Pickled Mustard Greens


Pickled mustard greens are mustard greens that have been brined in a salt solution and then fermented for a few days to develop its salty sour flavour. It is used in Asian cooking and is most commonly used in South East Asian dishes.



Pickled mustard greens are pretty versatile and can be used in many different ways. It can be steamed or boiled with fish and meats, added to soups or chopped into small pieces and eaten as is as a snack with a side of peanuts or used as an accompaniment with along side other dishes – almost like a palate cleanser.


Recipes that use Pickled Mustard Greens



A good substitution for pickled mustard greens would be sauerkraut.




This is most commonly found in Asian grocery stores and packaged in a vacuum packed plastic packaging. I personally have not seen any in glass containers, but if I ever do I’ll update you with the details.


There are a gazillion different pickles and preserved vegetables in the Asian supermarkets so it may be intimidating to find it. To find the right one, make sure you see the word “Mustard Green” in the ingredients of the label.

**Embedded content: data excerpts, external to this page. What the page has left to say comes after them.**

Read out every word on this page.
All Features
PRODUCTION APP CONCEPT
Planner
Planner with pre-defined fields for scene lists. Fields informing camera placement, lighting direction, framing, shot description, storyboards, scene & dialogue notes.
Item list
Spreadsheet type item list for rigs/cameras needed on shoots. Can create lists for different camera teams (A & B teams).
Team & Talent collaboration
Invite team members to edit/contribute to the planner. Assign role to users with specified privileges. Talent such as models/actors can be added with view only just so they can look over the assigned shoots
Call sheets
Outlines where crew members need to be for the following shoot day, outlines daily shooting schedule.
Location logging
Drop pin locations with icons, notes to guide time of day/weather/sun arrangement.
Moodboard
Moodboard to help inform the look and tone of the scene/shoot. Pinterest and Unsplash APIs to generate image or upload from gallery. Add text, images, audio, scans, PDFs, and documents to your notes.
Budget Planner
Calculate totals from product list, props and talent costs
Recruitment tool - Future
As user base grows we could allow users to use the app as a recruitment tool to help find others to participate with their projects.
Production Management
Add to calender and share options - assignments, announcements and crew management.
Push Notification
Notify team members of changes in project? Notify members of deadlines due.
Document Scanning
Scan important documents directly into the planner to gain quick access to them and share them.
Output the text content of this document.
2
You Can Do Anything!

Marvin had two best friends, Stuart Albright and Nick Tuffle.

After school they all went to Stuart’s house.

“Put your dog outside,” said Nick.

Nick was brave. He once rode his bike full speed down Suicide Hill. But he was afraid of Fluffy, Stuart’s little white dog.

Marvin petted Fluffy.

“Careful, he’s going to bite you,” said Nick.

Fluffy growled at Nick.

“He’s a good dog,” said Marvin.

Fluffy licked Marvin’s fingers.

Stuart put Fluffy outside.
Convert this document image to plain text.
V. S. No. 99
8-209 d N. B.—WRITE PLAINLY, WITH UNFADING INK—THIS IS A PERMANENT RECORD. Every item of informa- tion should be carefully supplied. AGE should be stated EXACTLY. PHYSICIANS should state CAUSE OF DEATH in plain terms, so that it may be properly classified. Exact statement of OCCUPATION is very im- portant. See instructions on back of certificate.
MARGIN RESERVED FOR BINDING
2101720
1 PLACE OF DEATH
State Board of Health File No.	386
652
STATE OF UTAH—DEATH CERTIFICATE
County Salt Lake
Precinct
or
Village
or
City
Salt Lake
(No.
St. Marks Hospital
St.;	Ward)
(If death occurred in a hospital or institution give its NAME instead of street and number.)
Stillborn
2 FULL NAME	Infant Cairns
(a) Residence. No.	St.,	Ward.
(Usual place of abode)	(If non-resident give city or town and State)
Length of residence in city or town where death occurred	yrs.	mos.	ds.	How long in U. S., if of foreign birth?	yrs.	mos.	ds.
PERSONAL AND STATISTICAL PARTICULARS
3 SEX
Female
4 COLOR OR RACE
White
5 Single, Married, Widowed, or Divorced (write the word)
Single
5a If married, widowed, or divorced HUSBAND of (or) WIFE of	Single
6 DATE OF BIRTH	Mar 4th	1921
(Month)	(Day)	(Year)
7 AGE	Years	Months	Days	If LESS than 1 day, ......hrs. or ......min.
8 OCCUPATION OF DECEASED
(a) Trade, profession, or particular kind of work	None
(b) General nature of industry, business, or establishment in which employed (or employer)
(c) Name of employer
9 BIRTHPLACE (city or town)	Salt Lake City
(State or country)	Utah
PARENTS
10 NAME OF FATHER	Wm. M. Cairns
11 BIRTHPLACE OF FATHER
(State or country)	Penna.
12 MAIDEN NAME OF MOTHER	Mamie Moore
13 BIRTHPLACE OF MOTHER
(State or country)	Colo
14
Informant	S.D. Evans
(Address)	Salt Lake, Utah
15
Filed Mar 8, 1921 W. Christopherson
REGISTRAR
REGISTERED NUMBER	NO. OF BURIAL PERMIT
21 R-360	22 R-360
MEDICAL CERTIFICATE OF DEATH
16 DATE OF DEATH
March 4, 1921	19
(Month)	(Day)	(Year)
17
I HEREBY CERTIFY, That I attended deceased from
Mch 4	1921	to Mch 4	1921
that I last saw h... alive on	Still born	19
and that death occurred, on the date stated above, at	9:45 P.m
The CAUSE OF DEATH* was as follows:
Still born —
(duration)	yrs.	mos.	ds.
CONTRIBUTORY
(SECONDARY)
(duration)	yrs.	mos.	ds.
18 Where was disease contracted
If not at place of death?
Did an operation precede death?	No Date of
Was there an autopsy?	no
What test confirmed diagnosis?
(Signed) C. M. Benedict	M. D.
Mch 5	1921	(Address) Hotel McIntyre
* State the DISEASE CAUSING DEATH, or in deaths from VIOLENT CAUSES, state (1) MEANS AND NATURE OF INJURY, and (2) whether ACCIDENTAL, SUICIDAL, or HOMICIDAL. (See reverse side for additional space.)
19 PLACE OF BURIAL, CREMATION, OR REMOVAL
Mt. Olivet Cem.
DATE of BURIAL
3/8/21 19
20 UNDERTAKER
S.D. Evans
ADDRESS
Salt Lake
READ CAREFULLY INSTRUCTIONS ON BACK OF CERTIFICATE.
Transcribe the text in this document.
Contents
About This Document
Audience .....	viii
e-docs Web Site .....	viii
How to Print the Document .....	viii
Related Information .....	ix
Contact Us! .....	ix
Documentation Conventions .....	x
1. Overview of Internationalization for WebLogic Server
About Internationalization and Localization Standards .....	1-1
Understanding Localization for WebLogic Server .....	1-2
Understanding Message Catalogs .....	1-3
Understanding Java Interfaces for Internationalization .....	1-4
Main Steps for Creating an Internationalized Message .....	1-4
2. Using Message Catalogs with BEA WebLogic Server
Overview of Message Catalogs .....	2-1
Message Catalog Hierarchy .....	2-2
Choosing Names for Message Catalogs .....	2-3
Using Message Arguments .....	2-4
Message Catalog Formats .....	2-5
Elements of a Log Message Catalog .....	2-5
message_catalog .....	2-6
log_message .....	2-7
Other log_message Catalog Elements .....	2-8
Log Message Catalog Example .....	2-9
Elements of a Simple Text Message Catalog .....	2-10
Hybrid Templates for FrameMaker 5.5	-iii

You might come across some that say “Mustard Stems” that have chili in the list of ingredient, that is a totally different type of preserved vegetable and not the same thing as Pickled Mustard Green.




Pickled mustard greens have a more salty flavour than sour but this is dependent on how long it was allowed to ferment. To me, it taste almost like a sauerkraut, so if you can envision how sauerkraut tastes like, this is pretty much on par with it.



The leaves of the pickled mustard greens are soft but the stems of the vegetables maintain a bit of a crunch still since mustard greens stems are usually thick in width so it can hold it’s shape and texture quite well, even after pickling it.




If you make this from scratch, you can treat this like kimchi or any type of lacto-fermented pickle and store it in the fridge for up to 6 months as long as the pickles are fully immersed under the brine.


If you buy the pre-packaged pickled mustard greens (they are most commonly packaged in a sealed plastic packaging), I wouldn’t keep it for more than a week or so because they usually don’t come with enough brine to fully immerse the pickle in once you open the package so it is exposed to oxygen – which can speed up bacteria growth.




3 thoughts on “Pickled Mustard Greens”

  1. i saw pickled mustard greens and my mind immediately went to KAU YUK. there’s a lot of good japanese and korean and vietnamese food around me, but not much chinese so i either need 1) learn how to make kau yuk or 2) go home. i’m thinking i’ll go with the latter (;

    1. Hahaha I know exactly what you mean. Although I think kau yuk uses a different pickled veggie? I believe it uses mui choy but gosh now I’m craving it haha!